Por Maximiliano Tomas

El mes pasado, en Mar del Plata, se celebró la segunda edición del Festival Azabache de literatura policial y negra. Y desde este lunes y hasta el domingo 17 se realizará Buenos Aires Negra (BAN!), el primer festival de novela policial de la ciudad. Los dos incluyen en su programación decenas de participantes argentinos y del extranjero, y hasta un premio literario propio. El BAN!, además, sumará a los escritores y periodistas invitados la presencia de disertantes de otros ámbitos, como especialistas forenses, investigadores, policías y ex criminales como Hugo “La Garza” Sosa, mano derecha de Luis “El Gordo” Valor. Ahora que parece haber menguado la moda de la divulgación histórica, que saturó al mercado de libros en la última década, nos encontramos con un renacimiento del interés por el policial, ese género inaugurado por Edgar Allan Poe en 1841 con Los crímenes de la calle Morgue . “El único al que vemos nacer. El único del que podemos decir que es moderno”, como afirma Ricardo Piglia. ¿Pero es en verdad esta pasión tan nueva?

Sí y no. En 1877, por ejemplo, se publicó en Buenos Aires La huella del crimen , primera novela policial en lengua castellana, firmada por Raúl Waleis (seudónimo del jurista y escritor Luis V. Varela). La editorial Adriana Hidalgo la rescató en 2009 y acaba de editar el segundo libro de Waleis, Clemencia . Ya en el siglo XX, Jorge Luis Borges y Adolfo Bioy Casares crearon la colección El Séptimo Círculo, de distribución masiva, que dirigieron entre 1945 y 1955. Y en el período que va de los últimos años de la dictadura militar a los primeros de la democracia, varios escritores argentinos (Osvaldo Soriano, José Pablo Feinmann, Juan Martini, Vicente Battista) se dedicaron con mayor o menor suerte al policial, aunque reproduciendo los tics más difundidos del género y sin aportarle elementos sustanciales.

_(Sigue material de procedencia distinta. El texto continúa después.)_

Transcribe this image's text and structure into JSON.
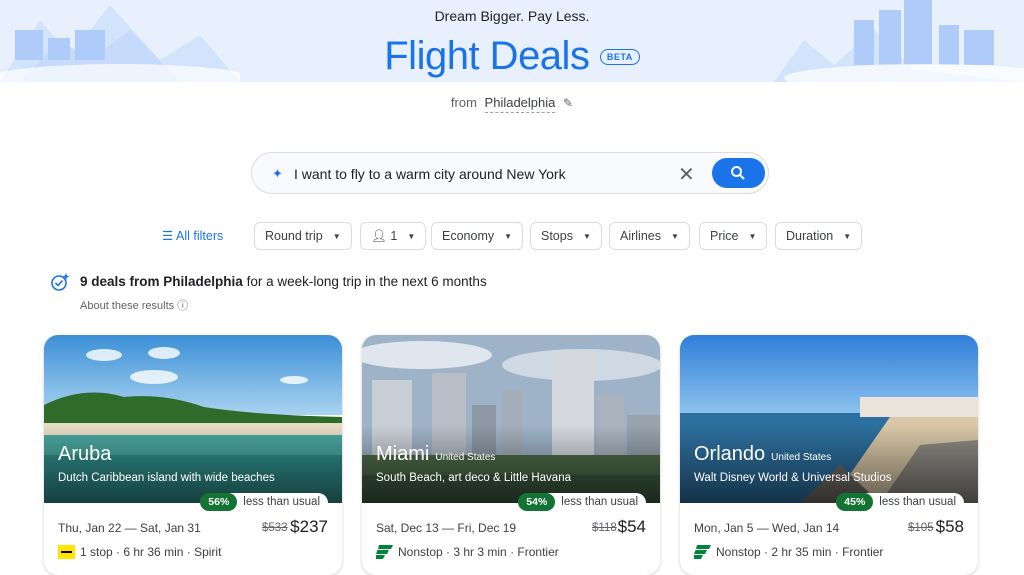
{
  "header": {
    "tagline": "Dream Bigger. Pay Less.",
    "title": "Flight Deals",
    "beta": "BETA",
    "from_label": "from",
    "from_city": "Philadelphia"
  },
  "search": {
    "query": "I want to fly to a warm city around New York"
  },
  "filters": {
    "all_filters": "All filters",
    "trip_type": "Round trip",
    "passengers": "1",
    "cabin": "Economy",
    "stops": "Stops",
    "airlines": "Airlines",
    "price": "Price",
    "duration": "Duration"
  },
  "summary": {
    "count_text": "9 deals from Philadelphia",
    "rest_text": " for a week-long trip in the next 6 months",
    "about": "About these results"
  },
  "colors": {
    "accent": "#1a73e8",
    "deal_green": "#137333",
    "frontier_green": "#00843d",
    "spirit_yellow": "#ffe600"
  },
  "deals": [
    {
      "city": "Aruba",
      "country": "",
      "description": "Dutch Caribbean island with wide beaches",
      "discount_pct": "56%",
      "discount_label": "less than usual",
      "dates": "Thu, Jan 22 — Sat, Jan 31",
      "old_price": "$533",
      "price": "$237",
      "stops": "1 stop",
      "duration": "6 hr 36 min",
      "airline": "Spirit",
      "airline_logo": "spirit-logo"
    },
    {
      "city": "Miami",
      "country": "United States",
      "description": "South Beach, art deco & Little Havana",
      "discount_pct": "54%",
      "discount_label": "less than usual",
      "dates": "Sat, Dec 13 — Fri, Dec 19",
      "old_price": "$118",
      "price": "$54",
      "stops": "Nonstop",
      "duration": "3 hr 3 min",
      "airline": "Frontier",
      "airline_logo": "frontier-logo"
    },
    {
      "city": "Orlando",
      "country": "United States",
      "description": "Walt Disney World & Universal Studios",
      "discount_pct": "45%",
      "discount_label": "less than usual",
      "dates": "Mon, Jan 5 — Wed, Jan 14",
      "old_price": "$105",
      "price": "$58",
      "stops": "Nonstop",
      "duration": "2 hr 35 min",
      "airline": "Frontier",
      "airline_logo": "frontier-logo"
    }
  ]
}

Elvio Gandolfo señaló las razones por las cuales esa corriente parecía haber llegado a un camino sin salida y las dificultades que implicaba trasplantar las tramas y los personajes del policial negro (eminentemente estadounidense) a la Argentina: “Se trata de una fractura de verosimilitud: cómo crear un detective privado en una trama social en la que no existe la necesidad o posibilidad no sólo de existencia real y actuante, sino también de existencia mítica del detective privado”. Como en Londres, Los Angeles o Nueva York, en Buenos Aires las fuerzas de seguridad también eran sospechosas de ser responsables o cómplices del crimen organizado. Pero a diferencia de lo que sucedía en aquellas ciudades, la figura del detective privado (sobretodo, sombrero, pistola en el primer cajón del escritorio) siempre resultó poco creíble para los porteños.

Lo más probable es que este interés no haya desaparecido nunca: en definitiva, el policial ofrece una rendija por la cual acceder al mundo del crimen (robos, asesinatos, golpes perfectos), a universos poco conocidos que espolean el morbo de los lectores. Además, se trata de un género que entrega una retribución, una sensación de bienestar lógico: una vez resuelto el enigma o el misterio presentado, el orden del mundo se restablece. Interés latente, decíamos: si en las últimas décadas los hábitos de lectura se vieron modificados por Internet, no sería extraño pensar que buena parte de los lectores (y sus hijos y nietos) pueda haber migrado hacia la televisión por cable, lo que explicaría el suceso de productos ya clásicos como CSI (y sus múltiples epígonos) y relativamente nuevos como The Wire o Breaking Bad . ¿Cuánto tendrán que ver esas series, al mismo tiempo, con la curiosa moda del policial sueco, que va de los libros de Henning Mankell a los de Stieg Larsson?

En la Argentina, donde existió una tradición de lectores y una ausencia de autores destacados, la renovación está pendiente. Los nombres que más suenan para abrir una nueva senda en el género son, precisamente, los que cultivan un policial mestizo, actualizado y cimarrón, alejado tanto del clasicismo como de la línea más intelectual de Piglia y Juan José Saer: Leonardo Oyola, Gabriela Cabezón Cámara, Claudia Piñeiro, Ricardo Romero, Diego Grillo Trubba, Federico Levín son sólo algunos de los que suenan. Son ellos quienes deben confirmar si, ya en el siglo XXI, el crimen sigue pagando o no.

(Publicado en el diario La Nación).

Tags: Columnas de opinión propias en LA NACION y otros medios (2012 en adelante)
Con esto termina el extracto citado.